Again, to get 100% compliance on determining eligibility, prior-authorization, and medical necessity, taking the responsibility out of human hands by making it an automated process is the best way. Unfortunately, automation in the determination stage is not as straight-forward as it is in verification.
Eligibility can be determined provided the ordering physician provided all of the information needed to determine if the service is covered by the patient's plan. Many payer websites give you the opportunity to enter the CPT code and determine if the service is covered. That makes automating determination of eligibility entirely possible.
Prior-authorization can be trickier to automate. Most payer websites make it possible to determine if prior-authorization is required. In some cases, getting electronic prior-authorization is entirely possible. What obviously can't be automated are peer-to-peer reviews, so it is important to reduce the number of peer-to-peer reviews required. In speaking with a health plan, we learned that up to 70% of reviews are triggered by missing information that could easily have been provided the first time. Ensuring all the necessary steps have been taken before submitting a prior-authorization request is the key to reducing peer-to-peer reviews, which allows for more automation.
Medical necessity, as we all know, is an art as much as a science. Automation opportunities for medical necessity are limited because much of the criteria lay in the physician's notes.
The key to leveraging automation in the determination phase is to automate what you can. By doing so, you eliminate the easier things so that your staff has more time to focus on the more challenging situations.

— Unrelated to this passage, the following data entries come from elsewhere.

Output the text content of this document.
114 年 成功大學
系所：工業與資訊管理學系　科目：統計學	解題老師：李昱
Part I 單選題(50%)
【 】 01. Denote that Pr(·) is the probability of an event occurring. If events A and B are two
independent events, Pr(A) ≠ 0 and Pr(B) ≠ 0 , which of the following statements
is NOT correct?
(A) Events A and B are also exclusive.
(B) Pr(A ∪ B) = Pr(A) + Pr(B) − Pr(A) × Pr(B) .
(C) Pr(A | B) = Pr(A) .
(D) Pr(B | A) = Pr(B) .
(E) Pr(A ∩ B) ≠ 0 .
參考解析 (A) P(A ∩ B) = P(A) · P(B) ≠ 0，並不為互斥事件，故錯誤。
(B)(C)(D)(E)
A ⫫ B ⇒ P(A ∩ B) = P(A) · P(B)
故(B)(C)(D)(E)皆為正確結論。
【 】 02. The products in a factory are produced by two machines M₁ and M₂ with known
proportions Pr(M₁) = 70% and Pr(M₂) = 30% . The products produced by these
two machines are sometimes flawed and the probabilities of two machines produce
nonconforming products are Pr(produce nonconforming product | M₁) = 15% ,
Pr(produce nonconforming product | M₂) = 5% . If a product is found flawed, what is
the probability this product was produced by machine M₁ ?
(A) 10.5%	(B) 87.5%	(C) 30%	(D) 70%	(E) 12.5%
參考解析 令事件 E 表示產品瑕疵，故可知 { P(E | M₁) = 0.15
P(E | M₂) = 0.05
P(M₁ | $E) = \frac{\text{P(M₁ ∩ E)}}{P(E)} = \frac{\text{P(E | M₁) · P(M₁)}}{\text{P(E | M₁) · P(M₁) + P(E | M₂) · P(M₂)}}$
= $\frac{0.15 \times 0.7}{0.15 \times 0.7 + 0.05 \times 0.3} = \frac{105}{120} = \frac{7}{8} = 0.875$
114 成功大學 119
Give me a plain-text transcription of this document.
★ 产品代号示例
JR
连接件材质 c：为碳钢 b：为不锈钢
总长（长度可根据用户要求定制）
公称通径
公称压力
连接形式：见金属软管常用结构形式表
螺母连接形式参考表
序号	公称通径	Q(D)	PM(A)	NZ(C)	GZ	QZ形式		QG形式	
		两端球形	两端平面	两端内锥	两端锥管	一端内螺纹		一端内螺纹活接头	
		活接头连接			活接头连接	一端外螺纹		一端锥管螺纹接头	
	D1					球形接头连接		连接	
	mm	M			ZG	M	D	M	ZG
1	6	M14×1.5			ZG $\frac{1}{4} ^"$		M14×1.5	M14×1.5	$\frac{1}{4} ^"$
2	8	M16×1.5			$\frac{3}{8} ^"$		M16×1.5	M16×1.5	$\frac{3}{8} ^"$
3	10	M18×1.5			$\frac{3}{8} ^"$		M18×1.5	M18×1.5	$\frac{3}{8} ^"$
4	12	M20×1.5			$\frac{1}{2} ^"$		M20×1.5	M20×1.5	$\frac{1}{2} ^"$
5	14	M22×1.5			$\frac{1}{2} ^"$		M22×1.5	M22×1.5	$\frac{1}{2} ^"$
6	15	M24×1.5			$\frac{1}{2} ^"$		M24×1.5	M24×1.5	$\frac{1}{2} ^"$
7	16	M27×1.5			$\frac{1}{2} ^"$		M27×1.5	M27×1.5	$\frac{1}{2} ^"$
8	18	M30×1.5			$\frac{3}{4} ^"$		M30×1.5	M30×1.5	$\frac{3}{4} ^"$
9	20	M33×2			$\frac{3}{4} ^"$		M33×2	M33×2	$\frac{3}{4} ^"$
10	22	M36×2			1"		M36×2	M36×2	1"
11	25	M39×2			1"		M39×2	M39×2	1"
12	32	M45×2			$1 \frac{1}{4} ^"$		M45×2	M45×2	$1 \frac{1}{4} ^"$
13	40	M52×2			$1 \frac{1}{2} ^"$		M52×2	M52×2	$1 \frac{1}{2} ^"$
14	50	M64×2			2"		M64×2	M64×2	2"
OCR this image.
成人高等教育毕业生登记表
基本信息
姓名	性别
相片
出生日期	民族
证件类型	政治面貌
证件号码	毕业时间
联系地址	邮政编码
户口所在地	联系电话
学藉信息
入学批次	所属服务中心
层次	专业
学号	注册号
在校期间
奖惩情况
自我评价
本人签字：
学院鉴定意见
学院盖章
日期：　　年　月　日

The final stage of the upstream revenue cycle is discovery. During the discovery stage, you identify information that is not readily available such as:
- Active insurance coverage for patients wrongly classified as self-pay
- Any existing secondary or tertiary coverage that had been missed
- Unidentified primary payers for Medicaid patients
In the discovery stage, automation is essential and crucial. The most ideal way to go about discovery is running information from every patient, regardless of insurance status, through all of your top payers. Without automating the process, it would take an entire team to run the queries every day. The pay off can be huge, though. One organization we work with averages 3% additional net patient revenue by taking discovery seriously and making it a routine part of their up-front process.